Alvin Lang
Apr 21, 2026 17:51
South Korea’s tax agency launches AI-backed crypto monitoring system to enforce upcoming 22% tax on gains, set to take effect in 2027.
South Korea’s National Tax Service (NTS) has taken a significant step toward enforcing its long-delayed cryptocurrency tax policies. A procurement notice published this week details plans to acquire software capable of real-time monitoring of crypto transactions, with the aim of curbing tax evasion. The contract, valued at 146.5 million won (approximately $99,500), will provide licenses for ‘virtual asset tax evasion response transaction-tracking software.’
According to the notice, bid submissions are open from April 28 to April 30, with evaluations scheduled for May 7. The software will reportedly allow tax authorities to visualize wallet transactions, track transfers between exchanges, and investigate hidden assets, offshore tax evasion, and unreported inheritance or gift transfers. An official from the NTS scientific investigation unit confirmed the system’s real-time capabilities to local outlet ZDNet Korea.
Preparing for the 2027 Crypto Tax
This move is part of South Korea’s broader preparations for a 22% tax on crypto gains, which is scheduled to take effect in January 2027 after multiple delays. Gains exceeding 2.5 million won (about $1,700) will be subject to a 20% income tax and a 2% local tax under the new framework. Initially planned for 2021, the implementation has been postponed amidst political debates and infrastructure challenges.
The tax policy remains a contentious issue. In recent months, South Korea’s opposition party proposed abolishing the tax entirely, citing concerns over fairness and enforcement. Critics argue that the policy disproportionately impacts smaller investors and creates inconsistencies compared to traditional financial product taxation, which exempts certain gains.

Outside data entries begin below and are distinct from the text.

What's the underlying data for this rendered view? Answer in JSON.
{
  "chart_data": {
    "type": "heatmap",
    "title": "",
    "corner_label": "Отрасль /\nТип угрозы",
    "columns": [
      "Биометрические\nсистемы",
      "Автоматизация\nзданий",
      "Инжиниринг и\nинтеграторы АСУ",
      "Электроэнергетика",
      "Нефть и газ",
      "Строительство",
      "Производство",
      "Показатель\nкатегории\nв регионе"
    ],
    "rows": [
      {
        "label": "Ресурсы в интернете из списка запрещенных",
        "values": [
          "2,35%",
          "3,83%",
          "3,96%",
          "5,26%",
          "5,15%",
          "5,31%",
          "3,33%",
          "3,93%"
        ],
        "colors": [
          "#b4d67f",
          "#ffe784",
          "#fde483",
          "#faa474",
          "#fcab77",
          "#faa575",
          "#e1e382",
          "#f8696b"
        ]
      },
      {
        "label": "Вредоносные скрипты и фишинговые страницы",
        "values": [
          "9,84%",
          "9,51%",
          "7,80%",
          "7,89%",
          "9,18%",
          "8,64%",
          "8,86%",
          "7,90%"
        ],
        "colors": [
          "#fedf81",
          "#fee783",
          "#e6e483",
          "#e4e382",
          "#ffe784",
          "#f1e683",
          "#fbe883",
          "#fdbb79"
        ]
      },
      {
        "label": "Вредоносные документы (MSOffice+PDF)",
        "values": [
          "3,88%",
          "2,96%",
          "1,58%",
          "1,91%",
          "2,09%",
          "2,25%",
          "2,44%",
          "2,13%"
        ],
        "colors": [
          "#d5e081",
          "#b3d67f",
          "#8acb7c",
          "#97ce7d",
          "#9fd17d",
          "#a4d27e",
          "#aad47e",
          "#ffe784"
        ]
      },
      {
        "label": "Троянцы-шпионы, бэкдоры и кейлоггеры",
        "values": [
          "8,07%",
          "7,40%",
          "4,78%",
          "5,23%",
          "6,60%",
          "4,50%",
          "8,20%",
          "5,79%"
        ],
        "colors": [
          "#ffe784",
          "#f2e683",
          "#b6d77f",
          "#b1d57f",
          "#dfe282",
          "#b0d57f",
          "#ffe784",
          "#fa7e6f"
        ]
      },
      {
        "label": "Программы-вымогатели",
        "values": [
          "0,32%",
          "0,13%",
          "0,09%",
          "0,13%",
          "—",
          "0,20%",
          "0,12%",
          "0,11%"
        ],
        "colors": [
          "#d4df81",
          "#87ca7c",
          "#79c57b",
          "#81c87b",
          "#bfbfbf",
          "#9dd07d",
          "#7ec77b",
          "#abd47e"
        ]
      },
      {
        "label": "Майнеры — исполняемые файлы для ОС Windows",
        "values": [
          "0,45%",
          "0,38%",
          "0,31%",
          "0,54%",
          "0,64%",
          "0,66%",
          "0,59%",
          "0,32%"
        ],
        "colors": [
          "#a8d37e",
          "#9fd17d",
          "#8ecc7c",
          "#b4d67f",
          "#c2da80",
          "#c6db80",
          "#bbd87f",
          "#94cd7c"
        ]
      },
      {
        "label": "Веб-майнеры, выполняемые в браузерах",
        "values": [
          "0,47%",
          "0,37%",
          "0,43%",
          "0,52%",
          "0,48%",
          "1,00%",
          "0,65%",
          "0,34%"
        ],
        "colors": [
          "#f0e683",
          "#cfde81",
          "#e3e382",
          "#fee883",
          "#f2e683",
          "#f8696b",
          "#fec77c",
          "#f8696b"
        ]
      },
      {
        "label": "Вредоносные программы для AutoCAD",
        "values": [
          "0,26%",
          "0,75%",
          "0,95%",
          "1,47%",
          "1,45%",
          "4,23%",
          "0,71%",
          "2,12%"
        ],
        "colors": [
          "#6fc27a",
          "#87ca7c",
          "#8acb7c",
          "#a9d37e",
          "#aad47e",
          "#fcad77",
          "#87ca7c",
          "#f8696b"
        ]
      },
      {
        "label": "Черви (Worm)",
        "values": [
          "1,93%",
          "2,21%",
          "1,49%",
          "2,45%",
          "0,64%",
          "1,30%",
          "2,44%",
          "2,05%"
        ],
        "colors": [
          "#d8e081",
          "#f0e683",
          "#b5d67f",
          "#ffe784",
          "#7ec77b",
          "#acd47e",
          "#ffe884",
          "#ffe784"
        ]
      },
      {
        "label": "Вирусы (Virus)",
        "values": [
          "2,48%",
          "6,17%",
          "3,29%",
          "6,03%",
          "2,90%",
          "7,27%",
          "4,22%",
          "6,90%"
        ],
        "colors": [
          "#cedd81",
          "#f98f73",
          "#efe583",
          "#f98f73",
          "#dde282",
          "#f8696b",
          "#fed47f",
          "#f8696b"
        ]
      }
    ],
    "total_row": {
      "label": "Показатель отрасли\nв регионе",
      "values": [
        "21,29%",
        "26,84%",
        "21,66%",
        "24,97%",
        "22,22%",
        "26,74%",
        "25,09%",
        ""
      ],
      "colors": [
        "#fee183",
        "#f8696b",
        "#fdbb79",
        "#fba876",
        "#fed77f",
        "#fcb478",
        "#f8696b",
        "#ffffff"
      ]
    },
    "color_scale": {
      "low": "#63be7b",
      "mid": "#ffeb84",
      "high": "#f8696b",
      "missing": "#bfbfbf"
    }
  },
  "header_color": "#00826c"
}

AI and Data Oversight: A Strategic Pivot
South Korea’s focus on AI-backed monitoring signals a strategic pivot toward more sophisticated enforcement mechanisms. In March, the NTS announced plans to develop AI systems capable of processing large volumes of crypto trading data. The system aims to enhance oversight across exchanges, which are already subject to stringent transparency requirements under the Act on the Protection of Virtual Asset Users, implemented in July 2024. This act mandates rigorous reporting and compliance standards for exchanges, including 5-minute asset checks and bank-level user verification protocols.

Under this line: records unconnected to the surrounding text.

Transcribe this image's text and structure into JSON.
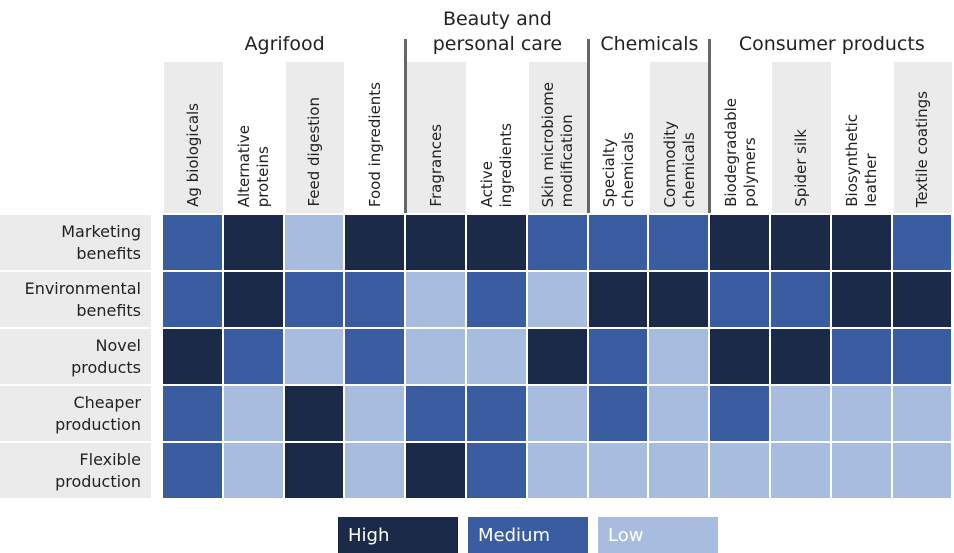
{
  "chart_data": {
    "type": "heatmap",
    "groups": [
      {
        "label": "Agrifood",
        "span": 4
      },
      {
        "label": "Beauty and\npersonal care",
        "span": 3
      },
      {
        "label": "Chemicals",
        "span": 2
      },
      {
        "label": "Consumer products",
        "span": 4
      }
    ],
    "columns": [
      "Ag biologicals",
      "Alternative\nproteins",
      "Feed digestion",
      "Food ingredients",
      "Fragrances",
      "Active\ningredients",
      "Skin microbiome\nmodification",
      "Specialty\nchemicals",
      "Commodity\nchemicals",
      "Biodegradable\npolymers",
      "Spider silk",
      "Biosynthetic\nleather",
      "Textile coatings"
    ],
    "rows": [
      "Marketing\nbenefits",
      "Environmental\nbenefits",
      "Novel\nproducts",
      "Cheaper\nproduction",
      "Flexible\nproduction"
    ],
    "legend": [
      {
        "label": "High",
        "color": "#1c2a4a"
      },
      {
        "label": "Medium",
        "color": "#3a5da2"
      },
      {
        "label": "Low",
        "color": "#a8bce0"
      }
    ],
    "values": [
      [
        "Medium",
        "High",
        "Low",
        "High",
        "High",
        "High",
        "Medium",
        "Medium",
        "Medium",
        "High",
        "High",
        "High",
        "Medium"
      ],
      [
        "Medium",
        "High",
        "Medium",
        "Medium",
        "Low",
        "Medium",
        "Low",
        "High",
        "High",
        "Medium",
        "Medium",
        "High",
        "High"
      ],
      [
        "High",
        "Medium",
        "Low",
        "Medium",
        "Low",
        "Low",
        "High",
        "Medium",
        "Low",
        "High",
        "High",
        "Medium",
        "Medium"
      ],
      [
        "Medium",
        "Low",
        "High",
        "Low",
        "Medium",
        "Medium",
        "Low",
        "Medium",
        "Low",
        "Medium",
        "Low",
        "Low",
        "Low"
      ],
      [
        "Medium",
        "Low",
        "High",
        "Low",
        "High",
        "Medium",
        "Low",
        "Low",
        "Low",
        "Low",
        "Low",
        "Low",
        "Low"
      ]
    ]
  }
}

The new tax monitoring system underscores the government’s commitment to harmonizing innovation with regulatory discipline. “The stakes are high,” said one industry analyst. “South Korea is positioning itself as a global leader in crypto regulation, but the success of these measures will depend on their ability to balance enforcement with market growth.”
What’s Next?
South Korea’s crypto tax rollout is set to go live on January 1, 2027, barring further delays or legislative changes. However, with political resistance mounting and technological infrastructure still under development, the path to implementation remains uncertain. The upcoming bid evaluations in early May will provide a clearer picture of the government’s timeline for deploying its new monitoring tools.
For traders, the implications are clear: South Korea is tightening its grip on digital assets, and regulatory compliance will be non-negotiable. Investors operating in the region should keep a close eye on developments, particularly as tax enforcement mechanisms evolve in the lead-up to 2027.